Stadia’s leadership fails its users and passionate development team amidst a class-action lawsuit

In a new class action lawsuit, Google is being sued for advertising that Stadia was more powerful than Sony’s Playstation and Microsoft’s Xbox through streaming in 4K, when in fact few games were using this quality when the service first became available. Instead, most games were streamed at 1080p at launch. Even so, Stadia’s management and marketing teams have done nothing to update their campaign to reflect this. The lawsuit alleges that Google “grossly exaggerated the streaming quality and screen resolution” in an attempt to increase its subscriber numbers.

While Google gave developers the ability to deliver their games to consumers in 4K quality and 60 frames per second, many didn’t use it at launch. Basically, it’s possible that many gamers have shopped into Stadia with the promise of competitive console-quality 4K streaming and instead got a little less than advertised. Marketing has essentially misled consumers into thinking that all games are available in 4K – whoops!

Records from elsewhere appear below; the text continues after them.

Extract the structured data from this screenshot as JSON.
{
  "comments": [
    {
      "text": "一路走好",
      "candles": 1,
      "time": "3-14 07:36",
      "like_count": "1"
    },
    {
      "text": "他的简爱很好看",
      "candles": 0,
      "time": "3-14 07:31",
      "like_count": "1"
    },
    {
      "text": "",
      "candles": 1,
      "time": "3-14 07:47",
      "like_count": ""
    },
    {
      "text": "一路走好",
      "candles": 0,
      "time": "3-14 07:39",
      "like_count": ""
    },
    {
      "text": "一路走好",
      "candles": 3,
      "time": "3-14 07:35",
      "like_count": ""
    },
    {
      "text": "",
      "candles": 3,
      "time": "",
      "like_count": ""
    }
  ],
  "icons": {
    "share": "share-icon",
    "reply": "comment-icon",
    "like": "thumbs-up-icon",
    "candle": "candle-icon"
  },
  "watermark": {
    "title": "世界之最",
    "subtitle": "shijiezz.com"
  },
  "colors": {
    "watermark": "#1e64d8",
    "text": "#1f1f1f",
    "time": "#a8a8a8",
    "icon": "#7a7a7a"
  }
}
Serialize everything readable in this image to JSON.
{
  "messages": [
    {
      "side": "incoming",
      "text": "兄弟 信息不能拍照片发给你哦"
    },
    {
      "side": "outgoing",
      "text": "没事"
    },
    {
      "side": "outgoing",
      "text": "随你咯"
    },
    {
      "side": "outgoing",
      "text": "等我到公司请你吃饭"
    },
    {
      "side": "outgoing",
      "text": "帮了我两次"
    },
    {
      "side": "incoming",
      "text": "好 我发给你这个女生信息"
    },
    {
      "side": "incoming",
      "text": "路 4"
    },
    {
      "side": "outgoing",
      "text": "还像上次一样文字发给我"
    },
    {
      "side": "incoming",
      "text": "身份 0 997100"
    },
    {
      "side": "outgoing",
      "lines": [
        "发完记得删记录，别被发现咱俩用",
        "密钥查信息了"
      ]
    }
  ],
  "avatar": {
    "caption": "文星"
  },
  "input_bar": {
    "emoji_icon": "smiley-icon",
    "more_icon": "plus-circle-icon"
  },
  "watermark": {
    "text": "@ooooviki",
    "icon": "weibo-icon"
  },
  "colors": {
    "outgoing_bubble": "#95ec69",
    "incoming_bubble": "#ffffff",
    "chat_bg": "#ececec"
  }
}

If you’d like to see the original Google commercial, you can check it out below. Aside from being completely stupid and annoying, these commercials kept pounding 4K and 60 FPS, and this Stadia is basically like … “electric air”. Instead, they should have driven home the fact that gamers can play anywhere and on the hardware they already own. After learning the hard way that their target market weren’t hardcore gamers, they finally stopped by and started using that marketing, but not before the courts got involved and this lawsuit surfaced I think.

What is Stadia?

Stadia is just the newest, most logical, mind-boggling and absurd gaming platform in the world!

It’s basically “electric air”

The lawsuit, should it be brought in court, is intended to cover anyone in the United States who has the Stadia Founder’s Edition, Premier Edition and / or a subscription to between June 6, 2019 and the date the lawsuit is resolved Stadia Pro. There is currently no per-user amount attached to reporting, but such litigation takes time. So keep an eye on the news. So far, if you are part of the affected group, you do not have to “join” the lawsuit to receive redress.

Stadias leadership decisions

You know, I love Stadia conceptually and as a service, but Google seems to be doing everything in its power to get on the news for something different each week. It’s a shame that the hard-working, passionate team of Stadia developers are doing everything in their power to make service world class and revolutionary, while the leadership team is consistently making decisions that negatively affect everyone around them.

I have no idea what’s going on at Google this year, but I’m starting to see a pattern – they make a great team of talented, creative people who want to bring an idea to life and then put someone on the lead who will destroy it all. I know this might sound a little harsh, but it’s true. These people seem to have poor industry experience or simply have no contact with the community they serve in general. How does that even happen?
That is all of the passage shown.